Jan heeft uiteindelijk de draad voorzichtig weer opgepakt, daarbij heeft hartrevalidatie hem geholpen. Via het AMC is Jan uiteindelijk doorverwezen naar Cardiovitaal, een groep waarin hartpatiënten revalideren en conditie opbouwen onder begeleiding. Deze trainingen vinden plaats in de polikliniek Polifysiek van de HvA , waar ook onderzoekers en studenten met de patiënten werken. Deelname betekende voor Jan een omslag:

“Bij de intake van Cardiovitaal kon ik eindelijk m’n verhaal kwijt, dat ik met die angst zat, dat helpt om een stukje rust terug te vinden. Ik voelde me ook veilig om meer te bewegen, want er is een cardioloog bij, een diëtist, een psycholoog; het hele rattenplan zit eromheen. En naarmate ik meer ging doen, ging ik ook mijn grenzen verleggen. Ik ging gaandeweg weer autorijden en reïntegreren.”

“Mijn advies aan zorgverleners en ook aan studenten die straks met hartpatiënten gaan werken: probeer die twee weken, waarin de patiënt geen zorgverlener ziet en thuiszit met de angst, korter te maken. Zodat de patiënt niet alleen met z’n gedachten blijft zitten."

“Iets anders dat ik in de huidige zorg mis, zijn groepsgesprekken met lotgenoten. Bij de hartrevalidatie waren er wel gesprekken, maar ik zat tussen allemaal ouderen. Het is een andere generatie, ze praten niet over de angst.”

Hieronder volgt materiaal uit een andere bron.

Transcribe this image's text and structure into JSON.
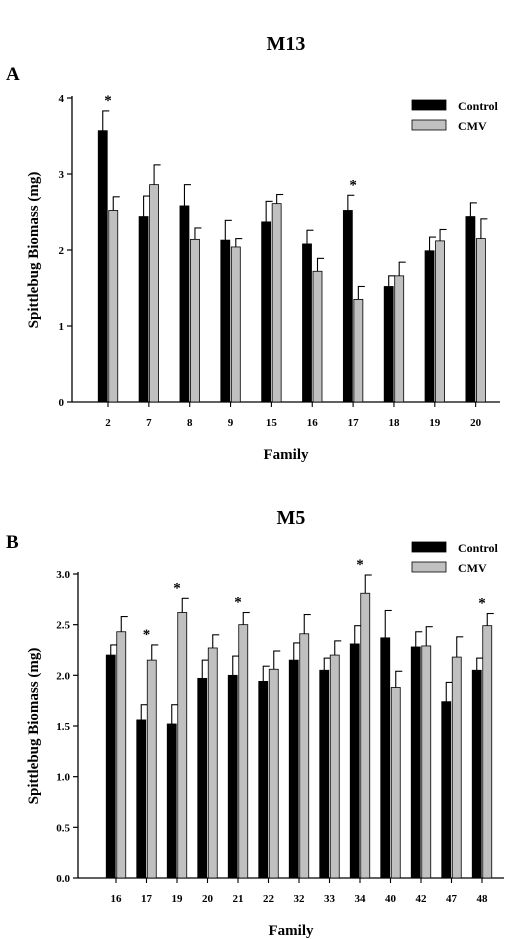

“En aan zorgverleners wil ik meegeven: communiceren over de angst is heel belangrijk. Ze vertellen wel dat je hartslag goed is, je bloeddruk goed, maar de angst blijft aanwezig. En als je het met een collega wil bespreken, zegt die; het is toch over, het is mooi weer buiten. Maar het is wel mijn hart. Als er iets met je been is, kan dat afgezet worden. Je hart is je leven.”
_____

Het gesprek met Jan vond plaats bij de leerwerkplaats Hartcentrum van het AMC, onder leiding van Verpleegkunde-docent Annette Linden en docent-onderzoeker Oefentherapie Paul Keessen. Studenten konden achteraf met de patiënt in gesprek.

In het geval van Jan Tielkemeijer was er volgens de cardioloog geen duidelijk aanwijsbare reden voor de plotselinge hartproblemen. Jan sportte drie keer per week, rookte niet en dronk nauwelijks. Ook over stress valt geen uitsluitsel te geven. Wel heeft Jan zichzelf naar eigen zeggen lang weggecijferd, omdat zijn jongste zoon veel lichamelijke en geestelijke problemen heeft. (Uit de gedeeltelijke diagnose blijkt ADHD, Ehlers-Danlossyndroom, lactose-intolerantie, autisme en epilepsie.) Hij is ook iemand die altijd voor anderen klaarstond, maar zet zichzelf nu vaker op de eerste plek.